Jusque là, tout va bien. Mais en janvier 2018, à la suite d’une visite du personnel de l’ambassade américaine à l’Institut de virologie de Wuhan, des inquiétudes ont été exprimées par les Américains concernant la pénurie de spécialistes assez formés, au sein de l’Institut de virologie de Wuhan, pour faire fonctionner le laboratoire aux niveaux requis par une installation de niveau de sécurité 4, capable de traiter les menaces biologiques les plus dangereuses. L’ambassade des États-Unis a fait part de ces préoccupations au département d’État dans le cadre d’une demande, faite au nom de l’Institut de virologie de Wuhan, de financement pour soutenir le recrutement de spécialistes supplémentaires dans le cadre d’un progamme de subventions existant supervisé par un institut de recherche américain (la demande a été rejetée).
Une chasse aux sorcières en forme de comédie
Ces câbles du Département d’État sont devenus le cœur du dossier américain contre la Chine ; le fait que la Chine ait demandé aux États-Unis une aide spécialisée supplémentaire pour l’exploitation d’un laboratoire P4 qui menait des recherches d’utilité publique sur le lien entre les coronavirus des chauves-souris et les humains a été transformé en une théorie du complot fondée sur des supposées malversations et la manie du secret chinois.
À bien des égards, l’ « enquête » américaine sur le laboratoire de Wuhan ressemble à la célèbre Inquisition dans Monty Python et le Sacré Graal : le bois flotte, tout comme les canards. Conclusion : les canards sont faits de bois. Ce genre d’assertion ébouriffante ne relève normalement pas de la compétence des services de renseignement professionnels. Cependant, les États-Unis ont une histoire bien documentée d’utilisation des renseignements au service des objectifs politiques de ceux qui sont au pouvoir. Ce qui se passe aujourd’hui concernant l’Institut de virologie de Wuhan n’est guère autre chose qu’une chasse aux sorcières à l’ancienne.
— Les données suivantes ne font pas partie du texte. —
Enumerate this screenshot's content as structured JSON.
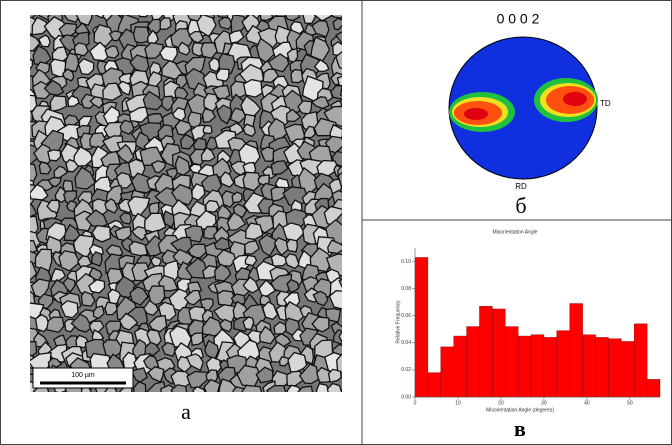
{
  "panels": {
    "micrograph": {
      "label": "а",
      "scale_bar": "100 µm"
    },
    "pole_figure": {
      "label": "б",
      "title": "0 0 0 2",
      "td": "TD",
      "rd": "RD"
    },
    "histogram": {
      "label": "в"
    }
  },
  "chart_data": {
    "type": "histogram",
    "title": "Misorientation Angle",
    "x_label": "Misorientation Angle (degrees)",
    "y_label": "Relative Frequency",
    "bins": [
      0,
      3,
      6,
      9,
      12,
      15,
      18,
      21,
      24,
      27,
      30,
      33,
      36,
      39,
      42,
      45,
      48,
      51,
      54,
      57
    ],
    "values": [
      0.103,
      0.018,
      0.037,
      0.045,
      0.052,
      0.067,
      0.065,
      0.052,
      0.045,
      0.046,
      0.044,
      0.049,
      0.069,
      0.046,
      0.044,
      0.043,
      0.041,
      0.054,
      0.013
    ],
    "color": "#ff0000",
    "xlim": [
      0,
      57
    ],
    "xticks": [
      0,
      10,
      20,
      30,
      40,
      50
    ],
    "ylim": [
      0,
      0.11
    ],
    "yticks": [
      {
        "value": 0,
        "label": "0.00"
      },
      {
        "value": 0.02,
        "label": "0.02"
      },
      {
        "value": 0.04,
        "label": "0.04"
      },
      {
        "value": 0.06,
        "label": "0.06"
      },
      {
        "value": 0.08,
        "label": "0.08"
      },
      {
        "value": 0.1,
        "label": "0.10"
      }
    ]
  }
}
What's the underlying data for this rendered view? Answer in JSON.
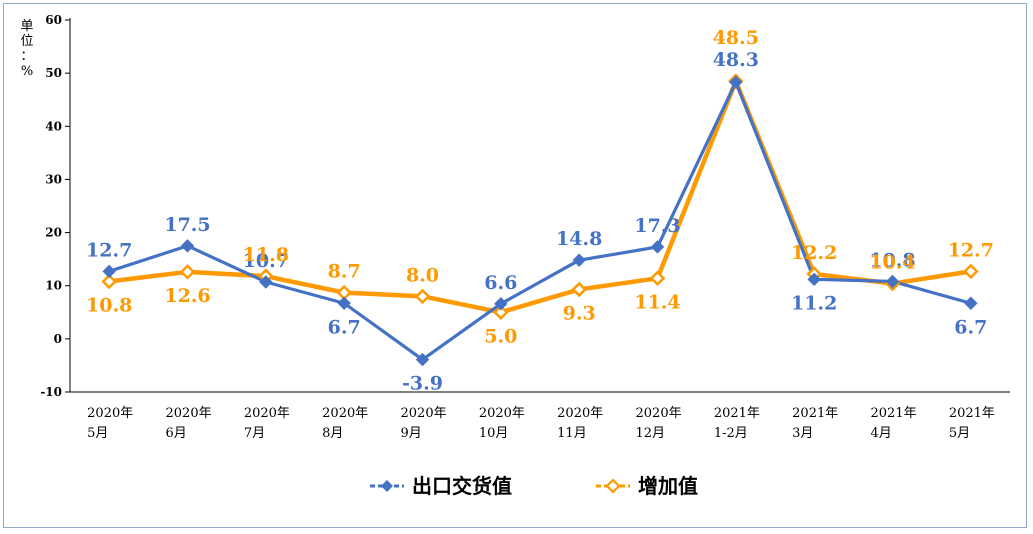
{
  "chart_data": {
    "type": "line",
    "unit_label": "单位：%",
    "categories": [
      [
        "2020年",
        "5月"
      ],
      [
        "2020年",
        "6月"
      ],
      [
        "2020年",
        "7月"
      ],
      [
        "2020年",
        "8月"
      ],
      [
        "2020年",
        "9月"
      ],
      [
        "2020年",
        "10月"
      ],
      [
        "2020年",
        "11月"
      ],
      [
        "2020年",
        "12月"
      ],
      [
        "2021年",
        "1-2月"
      ],
      [
        "2021年",
        "3月"
      ],
      [
        "2021年",
        "4月"
      ],
      [
        "2021年",
        "5月"
      ]
    ],
    "ylim": [
      -10,
      60
    ],
    "yticks": [
      -10,
      0,
      10,
      20,
      30,
      40,
      50,
      60
    ],
    "grid": false,
    "legend_position": "bottom",
    "series": [
      {
        "name": "出口交货值",
        "color": "#4472c4",
        "marker": "diamond-filled",
        "values": [
          12.7,
          17.5,
          10.7,
          6.7,
          -3.9,
          6.6,
          14.8,
          17.3,
          48.3,
          11.2,
          10.8,
          6.7
        ],
        "labels": [
          "12.7",
          "17.5",
          "10.7",
          "6.7",
          "-3.9",
          "6.6",
          "14.8",
          "17.3",
          "48.3",
          "11.2",
          "10.8",
          "6.7"
        ]
      },
      {
        "name": "增加值",
        "color": "#ff9900",
        "marker": "diamond-open",
        "values": [
          10.8,
          12.6,
          11.8,
          8.7,
          8.0,
          5.0,
          9.3,
          11.4,
          48.5,
          12.2,
          10.4,
          12.7
        ],
        "labels": [
          "10.8",
          "12.6",
          "11.8",
          "8.7",
          "8.0",
          "5.0",
          "9.3",
          "11.4",
          "48.5",
          "12.2",
          "10.4",
          "12.7"
        ]
      }
    ]
  }
}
Il y a peu de différence entre le sketch des Monty Python et l’enquête des services secrets américains sur la Chine – les deux cherchent à prouver qu’un canard est fait de bois. Les deux ne sont guère plus qu’une farce, mais alors que le sketch des Monty Python est destiné à faire rire, la chasse aux sorcières de Trump pourrait avoir de graves conséquences sur les relations sino-américaines futures. À l’heure où la communauté internationale doit se rassembler pour faire face aux conséquences désastreuses de la pandémie de Covid-19, les manipulations politiques de Trump sont la dernière chose dont le monde ait besoin.
Scott Ritter
Traduction et note d’introduction Entelekheia
Photo : sculpture de Goshka Macuga, ‘Colin Powell,’ bronze et béton, 2009.
[*] Note de la traduction : Pour en savoir plus, un bon article intitulé Origines de la pandémie: pourquoi faut-il s’abstenir d’accabler la Chine? et publié sur le blog de Libération offre une synthèse assez complète de ce que nous savons aujourd’hui sur le nouveau coronavirus.
Scott Ritter est un ancien officier du renseignement du corps des Marines américains. Il a servi en Union soviétique en tant qu’inspecteur chargé de la mise en œuvre du traité FNI, dans l’état-major du général Schwarzkopf pendant la guerre du Golfe et de 1991 à 1998, il était inspecteur en désarmement aux Nations Unies.